A related issue is bloated legal documents. Simple forms that address only realistic scenarios are desirable. Sensible legal documents do not have to paper to death every one-in-a-thousand scenario. Simple, common-sense documents are easier for all parties to understand and be comfortable with, and they are cheaper and quicker to negotiate and sign. This approach may be a competitive advantage, or if broadly accepted, would promote a better outcome for all parties."
He had me at "bloated." For those readers of my Law Firm 2.0 series, it should not come as a surprise that I think today’s legal documents are indeed, bloated. Edwin’s thesis that many of the terms included and negotiated in today’s financing documents are unnecessary, irrelevant and / or just plane crazy is both thoughtful and correct.
If you are interested, you should read the article. He addresses many of the major deal points found in VC financings. I agree with most of his assertions, but feel compelled to push back (quickly) on a few of them.

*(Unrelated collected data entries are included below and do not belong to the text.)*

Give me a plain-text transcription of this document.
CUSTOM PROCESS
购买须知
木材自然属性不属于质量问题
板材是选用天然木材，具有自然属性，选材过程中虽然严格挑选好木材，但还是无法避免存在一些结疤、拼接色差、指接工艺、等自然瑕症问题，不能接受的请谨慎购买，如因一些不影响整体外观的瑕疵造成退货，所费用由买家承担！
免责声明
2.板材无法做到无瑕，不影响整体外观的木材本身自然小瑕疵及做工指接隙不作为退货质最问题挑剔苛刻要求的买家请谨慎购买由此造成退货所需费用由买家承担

Registrations Rights: I couldn’t agree more that any time spent negotiating reg rights is wasted time for entrepreneurs and venture capitalists and billable hours for lawyers. However, I have been in situations that I’ve needed demand rights on a company that blew a filing and was no longer eligible for S-3 registrations. I’m very far away from being a public company lawyer, so perhaps this doesn’t matter any more, but did then.
Anti-Dilution Rights: I am a VC, so I’m clearly biased, but I wouldn’t agree to the termination of Anti-dilution rights. I think they are appropriate for two reasons. One, there are large information asymmetries between a VC and a company and no amount of due diligence will ever put a VC into the same knowledge shoes as an investor. Second, I’ve seen situations where a new potential VC to the company (who wants to invest in a lower priced round) teams up with management to try to squeeze out an early round VC. They promise management an option refresh making them whole and the new VC would get an outsized share of the company. For this reason, I want the protection to protect against such opportunist behavior.
Liquidation Preferences: Alright Edwin! I’ll take your new paradigm. Problem is that I don’t think that I can find high quality entrepreneurs who will agree to this.
Founder Guarantee: I think that I’d rather keep how we operate now in that there is no guarantee of ownership, as I think that properly incentivizes management.
That being said, I love the concept of dumbing down the NVCA model documents and making things easier. Ediwn, nice job and keep the ideas coming.